Beim Point of Sale (POS) - also der elektronischen Zahlung am Ort des Verkaufs - erfolgt online eine Autorisierung über einen Netzbetreiber, der ein funktionsfähiges sicheres Netzes sowie die Verbindung zwischen EC-Terminals und Autorisierungssystemen des Kreditgewerbes zu Verfügung stellt.

Darüber hinaus unterstützen die Netzbetreiber die Händler bei der Einleitung der Zahlungsverkehrstransaktionen, ermitteln die Gebühren aus den EC-Transaktionen und verrechnen diese zwischen den Händlern und den Zentralstellen des Kreditgewerbes.

Folgende Prüfungen werden beim POS Verfahren durchgeführt

» Geheimzahl und Echtheit der Karte (Legitimationsprüfung)
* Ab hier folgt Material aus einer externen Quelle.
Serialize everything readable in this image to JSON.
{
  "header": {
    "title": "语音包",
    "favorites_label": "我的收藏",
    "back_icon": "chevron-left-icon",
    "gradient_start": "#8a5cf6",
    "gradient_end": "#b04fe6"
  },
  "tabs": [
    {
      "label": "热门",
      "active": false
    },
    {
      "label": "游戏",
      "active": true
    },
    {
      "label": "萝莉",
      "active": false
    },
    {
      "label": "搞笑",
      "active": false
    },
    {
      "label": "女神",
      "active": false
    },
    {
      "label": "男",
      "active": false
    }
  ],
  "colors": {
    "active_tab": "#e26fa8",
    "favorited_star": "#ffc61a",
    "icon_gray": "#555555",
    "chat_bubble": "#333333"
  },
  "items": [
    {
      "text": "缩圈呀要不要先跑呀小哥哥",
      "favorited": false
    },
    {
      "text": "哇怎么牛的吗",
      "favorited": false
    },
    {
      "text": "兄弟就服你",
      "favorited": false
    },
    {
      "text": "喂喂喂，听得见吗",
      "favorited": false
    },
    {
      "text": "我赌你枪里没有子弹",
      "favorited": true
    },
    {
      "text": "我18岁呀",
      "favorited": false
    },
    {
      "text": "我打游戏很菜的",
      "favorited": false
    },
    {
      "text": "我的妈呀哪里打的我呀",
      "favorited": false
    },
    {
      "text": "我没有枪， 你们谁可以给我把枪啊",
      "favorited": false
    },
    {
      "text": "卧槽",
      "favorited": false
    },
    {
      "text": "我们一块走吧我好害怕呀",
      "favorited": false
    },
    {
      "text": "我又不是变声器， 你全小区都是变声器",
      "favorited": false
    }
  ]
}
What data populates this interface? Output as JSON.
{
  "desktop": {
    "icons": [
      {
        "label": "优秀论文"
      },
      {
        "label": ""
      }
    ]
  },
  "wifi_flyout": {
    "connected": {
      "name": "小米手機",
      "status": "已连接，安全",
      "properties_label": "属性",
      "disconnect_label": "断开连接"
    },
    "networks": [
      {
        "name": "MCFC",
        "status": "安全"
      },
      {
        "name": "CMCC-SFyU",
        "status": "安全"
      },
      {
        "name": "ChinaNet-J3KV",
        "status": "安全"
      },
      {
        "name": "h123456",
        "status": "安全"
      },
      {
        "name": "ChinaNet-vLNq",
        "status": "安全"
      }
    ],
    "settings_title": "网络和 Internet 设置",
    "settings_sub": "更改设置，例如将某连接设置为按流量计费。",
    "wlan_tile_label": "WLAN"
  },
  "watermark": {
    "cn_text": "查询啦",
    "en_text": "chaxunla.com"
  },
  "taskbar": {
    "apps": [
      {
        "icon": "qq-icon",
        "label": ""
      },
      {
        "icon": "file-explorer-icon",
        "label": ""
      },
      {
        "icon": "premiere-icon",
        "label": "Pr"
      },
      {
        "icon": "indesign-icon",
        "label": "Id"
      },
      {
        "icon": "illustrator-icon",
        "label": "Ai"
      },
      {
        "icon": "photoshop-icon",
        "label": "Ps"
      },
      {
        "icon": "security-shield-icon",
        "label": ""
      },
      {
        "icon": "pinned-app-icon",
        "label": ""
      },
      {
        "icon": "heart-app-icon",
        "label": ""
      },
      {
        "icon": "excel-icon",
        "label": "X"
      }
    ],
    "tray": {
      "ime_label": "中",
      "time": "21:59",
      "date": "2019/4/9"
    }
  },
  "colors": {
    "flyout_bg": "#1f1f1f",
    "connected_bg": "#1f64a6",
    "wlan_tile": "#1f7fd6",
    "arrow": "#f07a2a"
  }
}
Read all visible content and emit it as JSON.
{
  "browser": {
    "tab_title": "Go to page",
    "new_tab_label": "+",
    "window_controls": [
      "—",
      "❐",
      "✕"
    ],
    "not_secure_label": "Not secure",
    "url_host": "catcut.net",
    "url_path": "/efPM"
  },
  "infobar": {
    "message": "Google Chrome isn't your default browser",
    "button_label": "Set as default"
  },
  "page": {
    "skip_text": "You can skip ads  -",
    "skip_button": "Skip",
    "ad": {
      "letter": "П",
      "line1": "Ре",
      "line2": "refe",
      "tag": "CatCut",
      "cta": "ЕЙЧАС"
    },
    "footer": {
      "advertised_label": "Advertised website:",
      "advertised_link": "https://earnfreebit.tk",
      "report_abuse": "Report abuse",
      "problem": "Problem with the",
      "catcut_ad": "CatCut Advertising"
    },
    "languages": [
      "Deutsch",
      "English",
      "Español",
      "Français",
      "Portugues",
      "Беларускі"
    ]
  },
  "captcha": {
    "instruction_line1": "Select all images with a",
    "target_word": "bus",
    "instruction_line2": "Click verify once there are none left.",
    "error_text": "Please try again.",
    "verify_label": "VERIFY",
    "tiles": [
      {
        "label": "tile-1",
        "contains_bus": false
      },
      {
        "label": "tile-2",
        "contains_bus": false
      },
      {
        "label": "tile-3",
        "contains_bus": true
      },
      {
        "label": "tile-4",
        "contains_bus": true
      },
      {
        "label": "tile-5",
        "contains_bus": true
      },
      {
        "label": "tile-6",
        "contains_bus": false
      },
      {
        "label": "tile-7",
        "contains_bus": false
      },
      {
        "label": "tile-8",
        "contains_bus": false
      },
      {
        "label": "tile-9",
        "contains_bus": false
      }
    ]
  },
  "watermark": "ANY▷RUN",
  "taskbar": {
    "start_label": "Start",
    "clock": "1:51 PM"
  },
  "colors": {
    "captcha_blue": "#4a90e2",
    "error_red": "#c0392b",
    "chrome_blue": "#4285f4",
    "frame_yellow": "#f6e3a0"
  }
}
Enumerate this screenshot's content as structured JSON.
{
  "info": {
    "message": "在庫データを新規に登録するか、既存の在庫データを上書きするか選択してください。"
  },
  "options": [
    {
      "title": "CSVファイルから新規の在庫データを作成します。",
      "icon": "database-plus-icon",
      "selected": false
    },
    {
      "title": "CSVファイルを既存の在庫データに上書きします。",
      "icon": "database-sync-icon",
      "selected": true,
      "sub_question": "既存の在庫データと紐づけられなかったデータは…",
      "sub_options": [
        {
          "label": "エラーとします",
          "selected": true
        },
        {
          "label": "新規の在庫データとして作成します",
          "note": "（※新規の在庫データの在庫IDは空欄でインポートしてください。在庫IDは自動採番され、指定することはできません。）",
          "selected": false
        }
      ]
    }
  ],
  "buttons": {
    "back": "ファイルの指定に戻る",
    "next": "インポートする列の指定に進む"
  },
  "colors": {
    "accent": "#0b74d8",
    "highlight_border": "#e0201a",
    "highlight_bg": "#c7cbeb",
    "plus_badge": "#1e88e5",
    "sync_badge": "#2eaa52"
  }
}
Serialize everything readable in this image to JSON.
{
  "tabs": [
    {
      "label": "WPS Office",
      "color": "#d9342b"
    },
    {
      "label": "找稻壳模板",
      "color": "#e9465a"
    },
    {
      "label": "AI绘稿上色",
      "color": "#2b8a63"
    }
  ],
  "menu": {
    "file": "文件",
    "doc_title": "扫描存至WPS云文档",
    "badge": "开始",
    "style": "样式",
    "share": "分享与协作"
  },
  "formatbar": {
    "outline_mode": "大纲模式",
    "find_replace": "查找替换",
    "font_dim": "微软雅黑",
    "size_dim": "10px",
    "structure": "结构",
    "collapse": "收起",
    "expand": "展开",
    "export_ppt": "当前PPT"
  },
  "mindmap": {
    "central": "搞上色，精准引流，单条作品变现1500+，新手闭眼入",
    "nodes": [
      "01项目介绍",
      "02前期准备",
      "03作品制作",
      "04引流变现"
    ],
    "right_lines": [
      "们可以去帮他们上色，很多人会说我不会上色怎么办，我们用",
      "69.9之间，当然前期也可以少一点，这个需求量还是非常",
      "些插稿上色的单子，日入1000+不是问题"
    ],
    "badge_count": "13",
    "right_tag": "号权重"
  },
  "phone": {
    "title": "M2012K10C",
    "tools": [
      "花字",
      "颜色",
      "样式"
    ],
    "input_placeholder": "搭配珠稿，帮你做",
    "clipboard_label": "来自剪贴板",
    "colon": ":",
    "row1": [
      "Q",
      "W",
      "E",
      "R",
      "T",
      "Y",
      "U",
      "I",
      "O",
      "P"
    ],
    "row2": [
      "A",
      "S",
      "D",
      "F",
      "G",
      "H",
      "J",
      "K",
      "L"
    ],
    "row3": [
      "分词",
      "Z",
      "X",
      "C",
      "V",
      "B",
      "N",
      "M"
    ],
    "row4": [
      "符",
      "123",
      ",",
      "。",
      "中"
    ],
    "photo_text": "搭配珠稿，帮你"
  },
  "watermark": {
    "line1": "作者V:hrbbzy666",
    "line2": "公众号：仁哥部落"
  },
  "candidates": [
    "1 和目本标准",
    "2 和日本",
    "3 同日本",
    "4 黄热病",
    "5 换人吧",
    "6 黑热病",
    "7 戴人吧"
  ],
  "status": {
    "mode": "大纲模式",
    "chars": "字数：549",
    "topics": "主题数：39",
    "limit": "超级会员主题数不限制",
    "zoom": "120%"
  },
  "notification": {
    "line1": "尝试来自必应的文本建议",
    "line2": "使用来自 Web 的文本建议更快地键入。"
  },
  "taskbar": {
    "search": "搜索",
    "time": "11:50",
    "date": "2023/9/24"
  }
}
» Prüfung auf gesperrte Karten (Sicherheitsprüfung)

» Prüfung des Guthabens bzw. des Limits (Guthabenkontrolle)

Fallen alle Prüfungen positiv aus, wird dem Händler der Rechnungsbetrag vom herausgebenden Kreditinstitut der EC Karte garantiert. Der Netzbetreiber überträgt die Gutschriften gesammelt elektronisch an die Händlerbanken und leitet die Lastschriften an die Kreditinstitute der Kunden weiter.

Geldkartenfunktion

Mit der Einführung der Geldkarte (1996) wurde der Anforderung des Marktes - speziell für Zahlungen im Kleinbetragsbereich - Rechnung getragen. Der am Geldausgabeautomaten geladene Betrag wird im Chip der Karte gespeichert, dem Konto des Kunden belastet und gleichzeitig auf einem Sammelkonto des kartenherausgegebenden Kreditinstitutes gutgeschrieben.
Die Bezahlung im Handel erfolgt, indem die Geldkarte in einen Terminal des Händlers eingeführt wird und eine gegenseitige Identifizierung samt Datenaustausch erfolgt. Während dieses Vorgangs werden die elektronischen Werteinheiten in Höhe des Kaufbetrages und zusätzlich andere nicht personenbezogene Daten (z.B. Kartennummer in das Händlerterminal) übertragen und gespeichert. Gleichzeitig werden die Werteeinheiten im Chip der Geldkarte um diesen Betrag reduziert. Dieser Prozess läuft offline und ohne Verwendung der persönlichen Geheimzahl
Die technische Abwicklung erfolgt über sogenannten Evidenzzentralen, welche in der Regel je Bankengruppe betrieben werden. Evidenzzentralen übernehmen die Sicherheitsprüfungen und bereiten die Zahlungsverkehrsdaten vor. Die entsprechenden Lastschriftbeträge sowie die Gutschriften werden über das elektronische Verrechnungssystem des deutschen Kreditgewerbes abgewickelt
Im Zuge der Weiterleitung der Einzeltransaktionen werden vom kartenherausgebenden Kreditinstitut die übertragenen Zahlungssätze geprüft, die Börsenverrechnungskonten belastet, die Ladeentgelte ermittelt und verrechnet sowie ein Schattensaldo pro Geldkarte geführt. Die Einzeltransaktionen führen entsprechend zum Abbau dieses Schattensaldos ohne dass die Einzelumsätze gespeichert werden.
Dieser Schattensaldo stellt die Sicherheitskomponente des gesamten Verfahrens dar. Zum einen, sofern jemand den Bestand in der elektronischen Geldbörse ohne Ladevorgang erhöhen sollte und zum anderen falls ein Geldkarten Chip irreparabel beschädigt wird.